The bulk of the project grade will be based on the final results at the end of the quarter, but we will take into account the quality and timeliness of the intermediate steps. The project will be graded primarily on how well it works, but reasonable code quality is expected - it'll be hard for you to do well or for us to evaluate your work without some attention to that. A short written report describing the project will be due at the end of the quarter, and there will be brief group meetings with the course staff to talk about the project after everything is done.

We reserve the right to adjust these percentages if it seems appropriate.

Computing Resources

You are free to use any computer, programming environment, and Java implementation that you wish. We do ask that your code be standard Java, i.e., it will compile and run correctly with a current version (8) of Sun's standard Java tools. If you wish to use another implementation language (C# has been used successfully in the past, Haskell, ML, OCAML, and F# are also good choices), please talk with the instructor first.

To execute the generated code you will need access to a programming environment that can compile and run a C bootstrap program and x86-64 assembly language code. The default environment will be gcc and its associated assembler, but if necessary we should also be able to provide instructions for using Visual Studio and the MASM assembler that is included with it. All of these are installed in the CSE instructional labs and are available free for use on your personal machines. (Visual Studio can be obtained through the Microsoft DreamSpark program for CSE students if you don't already have it.)

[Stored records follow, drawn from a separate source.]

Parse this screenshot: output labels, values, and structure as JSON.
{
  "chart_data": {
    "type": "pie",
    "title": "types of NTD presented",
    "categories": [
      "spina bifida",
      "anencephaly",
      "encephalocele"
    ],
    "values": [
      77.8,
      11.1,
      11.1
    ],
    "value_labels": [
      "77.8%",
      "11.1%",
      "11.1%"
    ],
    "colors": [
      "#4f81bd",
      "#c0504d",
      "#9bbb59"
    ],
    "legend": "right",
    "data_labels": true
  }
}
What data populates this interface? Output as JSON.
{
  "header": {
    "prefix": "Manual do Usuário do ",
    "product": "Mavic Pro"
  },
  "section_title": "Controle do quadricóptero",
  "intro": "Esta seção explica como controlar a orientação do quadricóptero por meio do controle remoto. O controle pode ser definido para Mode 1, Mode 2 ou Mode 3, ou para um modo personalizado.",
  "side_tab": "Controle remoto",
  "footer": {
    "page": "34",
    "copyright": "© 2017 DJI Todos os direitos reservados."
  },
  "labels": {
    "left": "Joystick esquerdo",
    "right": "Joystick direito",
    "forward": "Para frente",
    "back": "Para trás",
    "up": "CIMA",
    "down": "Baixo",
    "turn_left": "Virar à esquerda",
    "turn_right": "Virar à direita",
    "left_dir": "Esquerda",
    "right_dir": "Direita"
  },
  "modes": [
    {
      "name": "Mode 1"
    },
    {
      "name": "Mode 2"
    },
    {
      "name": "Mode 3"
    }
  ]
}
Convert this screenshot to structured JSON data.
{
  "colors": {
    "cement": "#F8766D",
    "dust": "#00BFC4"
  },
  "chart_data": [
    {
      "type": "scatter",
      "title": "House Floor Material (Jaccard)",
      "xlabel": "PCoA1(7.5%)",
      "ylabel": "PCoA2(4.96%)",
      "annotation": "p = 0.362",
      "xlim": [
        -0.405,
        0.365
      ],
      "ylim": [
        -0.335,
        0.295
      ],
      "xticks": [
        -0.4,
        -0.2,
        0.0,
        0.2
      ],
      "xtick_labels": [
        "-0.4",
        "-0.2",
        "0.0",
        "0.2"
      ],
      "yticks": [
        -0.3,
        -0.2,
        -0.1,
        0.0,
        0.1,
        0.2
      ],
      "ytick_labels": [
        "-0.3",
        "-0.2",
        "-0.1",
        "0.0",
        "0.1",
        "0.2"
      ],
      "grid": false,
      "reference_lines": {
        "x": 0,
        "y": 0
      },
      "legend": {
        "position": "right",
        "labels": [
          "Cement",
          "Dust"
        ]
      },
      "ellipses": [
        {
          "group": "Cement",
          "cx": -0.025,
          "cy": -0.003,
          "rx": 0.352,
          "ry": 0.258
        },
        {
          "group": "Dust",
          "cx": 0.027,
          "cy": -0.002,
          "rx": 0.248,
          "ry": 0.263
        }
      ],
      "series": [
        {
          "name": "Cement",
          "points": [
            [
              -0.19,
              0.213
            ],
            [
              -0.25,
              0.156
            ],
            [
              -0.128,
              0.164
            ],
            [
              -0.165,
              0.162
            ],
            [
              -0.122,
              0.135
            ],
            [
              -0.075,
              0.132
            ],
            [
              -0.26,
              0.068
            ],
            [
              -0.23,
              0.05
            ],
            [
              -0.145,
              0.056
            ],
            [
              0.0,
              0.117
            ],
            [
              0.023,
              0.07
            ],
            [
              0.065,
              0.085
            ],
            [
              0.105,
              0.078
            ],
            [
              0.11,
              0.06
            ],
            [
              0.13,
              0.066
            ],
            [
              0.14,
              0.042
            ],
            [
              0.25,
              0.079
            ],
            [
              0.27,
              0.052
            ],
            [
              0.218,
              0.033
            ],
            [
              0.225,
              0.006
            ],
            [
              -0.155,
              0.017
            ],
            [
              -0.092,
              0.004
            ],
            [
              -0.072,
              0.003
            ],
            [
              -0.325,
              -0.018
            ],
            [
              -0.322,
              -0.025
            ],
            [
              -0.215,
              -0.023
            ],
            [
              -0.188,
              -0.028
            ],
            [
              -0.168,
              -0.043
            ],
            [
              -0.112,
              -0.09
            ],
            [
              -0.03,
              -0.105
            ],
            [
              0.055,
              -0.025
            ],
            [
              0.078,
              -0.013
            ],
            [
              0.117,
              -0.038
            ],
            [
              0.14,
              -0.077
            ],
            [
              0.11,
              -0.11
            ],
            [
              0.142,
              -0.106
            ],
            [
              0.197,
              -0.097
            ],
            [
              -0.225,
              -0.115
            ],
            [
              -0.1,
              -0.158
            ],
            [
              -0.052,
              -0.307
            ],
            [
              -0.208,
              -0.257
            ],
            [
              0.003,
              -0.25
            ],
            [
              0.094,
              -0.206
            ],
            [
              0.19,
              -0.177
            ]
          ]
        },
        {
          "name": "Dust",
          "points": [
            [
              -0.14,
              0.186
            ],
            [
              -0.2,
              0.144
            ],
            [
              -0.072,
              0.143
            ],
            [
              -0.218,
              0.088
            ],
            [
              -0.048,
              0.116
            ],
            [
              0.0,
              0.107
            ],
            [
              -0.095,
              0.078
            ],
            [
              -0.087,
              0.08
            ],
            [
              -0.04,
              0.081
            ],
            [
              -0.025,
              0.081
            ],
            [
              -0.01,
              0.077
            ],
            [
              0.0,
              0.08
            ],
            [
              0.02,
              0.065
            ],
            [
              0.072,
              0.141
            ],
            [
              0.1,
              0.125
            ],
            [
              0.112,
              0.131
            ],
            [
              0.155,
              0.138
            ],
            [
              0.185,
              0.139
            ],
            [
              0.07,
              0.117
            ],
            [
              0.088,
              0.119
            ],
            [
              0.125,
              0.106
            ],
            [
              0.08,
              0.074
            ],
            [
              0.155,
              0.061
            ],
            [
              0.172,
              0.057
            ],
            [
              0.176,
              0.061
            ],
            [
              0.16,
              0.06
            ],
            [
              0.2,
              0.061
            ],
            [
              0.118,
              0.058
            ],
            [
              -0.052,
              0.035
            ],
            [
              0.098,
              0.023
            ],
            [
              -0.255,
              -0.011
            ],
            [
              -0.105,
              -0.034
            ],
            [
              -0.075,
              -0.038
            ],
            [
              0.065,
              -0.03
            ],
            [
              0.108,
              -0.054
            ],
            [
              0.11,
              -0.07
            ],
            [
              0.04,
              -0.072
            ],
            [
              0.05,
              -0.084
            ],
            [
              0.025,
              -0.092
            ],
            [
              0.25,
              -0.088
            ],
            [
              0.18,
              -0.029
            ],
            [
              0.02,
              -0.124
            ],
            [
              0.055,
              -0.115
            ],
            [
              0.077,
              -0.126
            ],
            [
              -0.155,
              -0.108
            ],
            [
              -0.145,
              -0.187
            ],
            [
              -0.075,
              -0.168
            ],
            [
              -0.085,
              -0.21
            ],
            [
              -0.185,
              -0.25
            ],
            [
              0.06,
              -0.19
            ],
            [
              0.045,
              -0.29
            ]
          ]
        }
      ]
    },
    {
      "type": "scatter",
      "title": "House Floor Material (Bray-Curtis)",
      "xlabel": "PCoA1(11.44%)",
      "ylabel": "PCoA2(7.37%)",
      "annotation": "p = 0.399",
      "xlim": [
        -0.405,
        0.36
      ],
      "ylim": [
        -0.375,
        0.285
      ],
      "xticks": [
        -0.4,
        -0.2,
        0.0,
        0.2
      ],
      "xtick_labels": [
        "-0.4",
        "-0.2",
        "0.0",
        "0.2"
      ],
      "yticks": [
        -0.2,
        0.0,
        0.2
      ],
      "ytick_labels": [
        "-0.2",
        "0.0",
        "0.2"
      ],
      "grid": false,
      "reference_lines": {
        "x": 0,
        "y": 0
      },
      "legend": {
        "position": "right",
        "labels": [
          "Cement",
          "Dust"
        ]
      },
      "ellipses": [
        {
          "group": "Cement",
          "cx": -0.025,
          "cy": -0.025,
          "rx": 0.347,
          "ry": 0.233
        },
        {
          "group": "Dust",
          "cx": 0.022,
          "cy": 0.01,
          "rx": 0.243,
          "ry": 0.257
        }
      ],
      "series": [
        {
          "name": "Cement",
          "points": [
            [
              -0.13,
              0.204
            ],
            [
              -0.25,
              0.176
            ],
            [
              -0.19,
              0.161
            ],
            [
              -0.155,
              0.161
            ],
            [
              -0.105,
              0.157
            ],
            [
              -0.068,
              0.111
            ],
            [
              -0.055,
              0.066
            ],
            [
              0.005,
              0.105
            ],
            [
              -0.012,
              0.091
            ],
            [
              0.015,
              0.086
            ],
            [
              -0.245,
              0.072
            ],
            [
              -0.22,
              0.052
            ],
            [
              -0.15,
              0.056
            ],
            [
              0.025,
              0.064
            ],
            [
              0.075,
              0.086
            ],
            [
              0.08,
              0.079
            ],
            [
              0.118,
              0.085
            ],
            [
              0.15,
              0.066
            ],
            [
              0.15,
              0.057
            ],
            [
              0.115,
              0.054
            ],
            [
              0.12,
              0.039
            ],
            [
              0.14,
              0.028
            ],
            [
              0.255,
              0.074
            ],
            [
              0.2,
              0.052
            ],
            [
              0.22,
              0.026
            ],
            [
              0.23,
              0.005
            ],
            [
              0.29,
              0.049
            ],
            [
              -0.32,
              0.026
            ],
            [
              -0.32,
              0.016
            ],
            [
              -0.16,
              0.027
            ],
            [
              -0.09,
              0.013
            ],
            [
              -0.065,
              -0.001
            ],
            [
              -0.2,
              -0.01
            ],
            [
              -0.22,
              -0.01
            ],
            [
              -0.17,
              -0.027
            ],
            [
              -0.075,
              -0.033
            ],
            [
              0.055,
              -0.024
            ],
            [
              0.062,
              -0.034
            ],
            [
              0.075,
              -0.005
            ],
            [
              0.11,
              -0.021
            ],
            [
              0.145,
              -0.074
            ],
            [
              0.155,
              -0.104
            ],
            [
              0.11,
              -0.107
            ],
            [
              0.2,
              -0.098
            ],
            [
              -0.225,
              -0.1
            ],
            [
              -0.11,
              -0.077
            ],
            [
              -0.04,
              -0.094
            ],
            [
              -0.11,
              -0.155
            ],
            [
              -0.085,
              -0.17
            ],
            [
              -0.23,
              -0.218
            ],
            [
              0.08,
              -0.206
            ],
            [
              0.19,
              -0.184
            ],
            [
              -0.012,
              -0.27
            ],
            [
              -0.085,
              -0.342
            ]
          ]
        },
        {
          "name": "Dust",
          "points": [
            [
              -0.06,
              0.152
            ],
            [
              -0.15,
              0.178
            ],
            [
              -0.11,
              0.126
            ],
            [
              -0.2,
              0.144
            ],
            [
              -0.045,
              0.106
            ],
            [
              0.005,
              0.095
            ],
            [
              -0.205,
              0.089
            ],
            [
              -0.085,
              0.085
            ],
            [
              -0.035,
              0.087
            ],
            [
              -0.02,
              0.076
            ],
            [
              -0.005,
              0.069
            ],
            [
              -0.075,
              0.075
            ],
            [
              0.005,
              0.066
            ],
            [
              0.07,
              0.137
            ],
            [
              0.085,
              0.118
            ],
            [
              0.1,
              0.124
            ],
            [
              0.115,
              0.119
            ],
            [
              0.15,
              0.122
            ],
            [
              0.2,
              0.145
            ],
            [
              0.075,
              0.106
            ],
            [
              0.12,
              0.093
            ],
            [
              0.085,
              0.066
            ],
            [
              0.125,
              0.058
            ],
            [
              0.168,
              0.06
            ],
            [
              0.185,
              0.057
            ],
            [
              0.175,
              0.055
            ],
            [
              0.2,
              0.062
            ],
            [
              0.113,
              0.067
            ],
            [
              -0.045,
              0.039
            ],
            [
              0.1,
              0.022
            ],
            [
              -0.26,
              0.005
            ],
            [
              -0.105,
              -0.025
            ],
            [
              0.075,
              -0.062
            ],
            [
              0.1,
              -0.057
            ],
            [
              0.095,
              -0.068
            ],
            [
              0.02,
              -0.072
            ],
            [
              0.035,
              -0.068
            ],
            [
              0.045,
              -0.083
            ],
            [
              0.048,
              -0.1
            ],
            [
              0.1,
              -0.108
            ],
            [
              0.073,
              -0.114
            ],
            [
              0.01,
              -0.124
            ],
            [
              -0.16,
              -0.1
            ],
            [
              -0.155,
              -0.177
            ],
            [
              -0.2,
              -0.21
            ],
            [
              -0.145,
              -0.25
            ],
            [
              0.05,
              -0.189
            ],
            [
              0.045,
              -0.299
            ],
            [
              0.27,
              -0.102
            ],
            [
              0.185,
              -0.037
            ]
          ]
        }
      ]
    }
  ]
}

All groups will be provided with a source code repository on the CSE GitLab server. You must store your project code there and course staff will retrieve projects from there for grading.

Academic Integrity

This should go without saying, but it needs to be written down to avoid any misunderstandings.

Your project assignments should be done only by members of your group. Other assignments should be done by you alone, unless otherwise specified. If cases of academic misconduct are discovered we will pursue appropriate penalties under college and university rules.

However, we also want to be clear on what is legitimate collaboration -- please help each other out in this class in appropriate ways! It is OK to help other students debug their programs, and to discuss general approaches to solving problems. However, it is not OK to copy someone else's code or homework solution and turn it in as your own work - or to provide materials to others so they can do this. This also applies to using code or solutions from previous quarters or other courses.

Exams must of course be done on your own. The exam will allow some use of notes and textbooks, with exact details to be specified.

Please refer to the separate academic integrity guidelines for more details. You are responsible for every word in that document as well as in this one.

Late Assignments and Incompletes

Assignments will be submitted online and are due at the time and date given in the assignment. We will try to be flexible about outside commitments (jobs, family events) that interfere with this. Please talk to the instructor if something happens that prevents you from submitting work on time.

Incompletes cannot be given simply because assignments were not done on time. They are only appropriate when circumstances outside your control prevent you from completing the course on schedule (illness, family emergency, etc.). Again, please talk to the instructor if something happens where this might be a necessary outcome.